Marcelo Ostria Trigo

Se acercan las elecciones y se multiplican los resultados dispares de las encuestas. Unos celebran supuestos avances en el logro del favor ciudadano, y otros buscan minimizar el impacto que significa quedar rezagados. Sin embargo, y pese a los pronósticos, es verdad que puede haber diferencias notables con los resultados del conteo de votos. Esto ya sucedió en las elecciones presidenciales en Estados Unidos el año 1948, cuando el Chicago Tribune, al día siguiente de las votaciones publicó en primera página que el candidato a presidente, Harry Truman, había sido derrotado por su contendor, Thomas Dewey. En realidad sucedió lo contrario.

En este periodo preelectoral de nuestro país, acaba de añadirse un elemento que cambia el ambiente político. A un mes de las elecciones de octubre, la primera mandataria, Jeanine Añez, anunció que ya no será candidata presidencial. Esta decisión seguramente influirá en el voto ciudadano.

En efecto, se advierte que hay un gran empeño en atraer a los que eran partidarios de la candidatura de la Presidente. Por eso se teme que la pugna aumente, y que también se frustren los llamados de distintos sectores a la unidad de las candidaturas para derrotar al populismo.

Pero el empeño de lograr la unidad de todas las fuerzas políticas adversas al MAS, tropieza con naturales dificultades. Hay barreras ideológicas manifiestas: Por ejemplo, uno de los candidatos, no abiertamente masista y que figura con el mayor respaldo ciudadano en las encuestas, fue propiciado por el Frente Revolucionario de Izquierda (FRI) con definida orientación marxista-maoísta y, además, que en el pasado reciente ese candidato se habría acercado a Evo Morales. Así, es difícil concertar programas de gobierno, lo que es esencial para lograr la unidad de diferentes fuerzas políticas.

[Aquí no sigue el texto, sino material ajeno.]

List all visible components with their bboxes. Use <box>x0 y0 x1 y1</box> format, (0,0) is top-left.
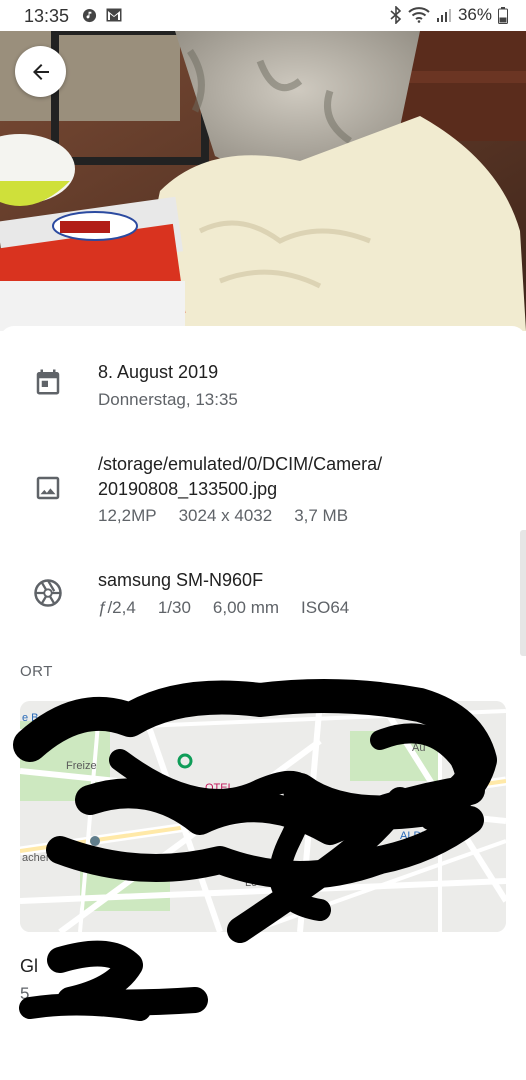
location-map[interactable]: e B Freize ALDI Gl acher Str Fa Lo Straß… <box>20 701 506 932</box>
battery-percent: 36% <box>457 5 492 24</box>
map-poi-icon <box>90 836 100 846</box>
aperture: ƒ/2,4 <box>98 598 136 617</box>
photo-preview[interactable] <box>0 31 526 331</box>
megapixels: 12,2MP <box>98 506 157 525</box>
signal-icon <box>436 9 451 22</box>
arrow-back-icon <box>32 63 49 80</box>
camera-model: samsung SM-N960F <box>98 570 264 590</box>
map-label-6: Straße <box>180 862 213 874</box>
exposure: 1/30 <box>157 598 191 617</box>
file-size: 3,7 MB <box>294 506 349 525</box>
file-meta: 12,2MP 3024 x 4032 3,7 MB <box>98 503 382 528</box>
resolution: 3024 x 4032 <box>178 506 273 525</box>
map-label-3: acher Str <box>22 852 67 864</box>
file-path-2: 20190808_133500.jpg <box>98 479 278 499</box>
map-label-7: OTEL <box>205 782 234 794</box>
weekday-time: Donnerstag, 13:35 <box>98 390 238 409</box>
camera-meta: ƒ/2,4 1/30 6,00 mm ISO64 <box>98 595 349 620</box>
map-label-0: e B <box>22 712 39 724</box>
aperture-icon <box>34 579 62 607</box>
file-path-1: /storage/emulated/0/DCIM/Camera/ <box>98 454 383 474</box>
bluetooth-icon <box>390 6 402 24</box>
status-bar: 13:35 36% <box>0 0 526 31</box>
address-line-2: 5 <box>20 984 30 1003</box>
date-value: 8. August 2019 <box>98 362 219 382</box>
wifi-icon <box>408 7 430 23</box>
map-label-5: Lo <box>245 877 257 889</box>
map-tiles: e B Freize ALDI Gl acher Str Fa Lo Straß… <box>20 701 506 932</box>
status-time: 13:35 <box>24 6 70 26</box>
map-label-8: Au <box>412 742 425 754</box>
map-label-2: ALDI Gl <box>400 830 439 842</box>
battery-icon <box>498 6 508 24</box>
scrollbar[interactable] <box>520 530 526 656</box>
location-heading: ORT <box>20 663 53 680</box>
back-button[interactable] <box>15 46 66 97</box>
gmail-icon <box>106 8 122 22</box>
image-icon <box>36 476 60 500</box>
file-text: /storage/emulated/0/DCIM/Camera/ 2019080… <box>98 452 382 528</box>
camera-text: samsung SM-N960F ƒ/2,4 1/30 6,00 mm ISO64 <box>98 568 349 620</box>
map-label-4: Fa <box>230 852 244 864</box>
iso: ISO64 <box>301 598 350 617</box>
status-right: 36% <box>390 5 508 25</box>
media-icon <box>82 8 97 23</box>
focal-length: 6,00 mm <box>212 598 280 617</box>
map-label-1: Freize <box>66 760 97 772</box>
address-line-1: Gl <box>20 956 38 976</box>
date-text: 8. August 2019 Donnerstag, 13:35 <box>98 360 238 412</box>
calendar-icon <box>36 369 60 395</box>
photo-image <box>0 31 526 331</box>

Por otra parte, resulta evidente que la convocatoria a elecciones para el próximo 18 de octubre es precipitada. Esto va a dar lugar a mayor concentración de personas expuestas al contagio y la muerte por el coronavirus, ocasionando que en el país repunte el número de víctimas por la pandemia. Y es más: el Padrón Electoral aún sigue cuestionado. El número de inscritos ilegalmente, según varias denuncias, era enorme, y ahora los eliminados son, comparativamente, pocos. Se decía también que circulaban muchos miles de cédulas de identidad “clonadas”, es decir con el mismo número que las legítimas, pero con distinto nombre –seguramente de masistas. El informe de la depuración es decepcionante.

Cuando hay agresiones y extrema rivalidad, no se logra elecciones libres y con pureza en el conteo de los votos. Así no se practica una política basada en los valores democráticos ni en el respeto mutuo de los ciudadanos que es indispensable para la armónica convivencia social.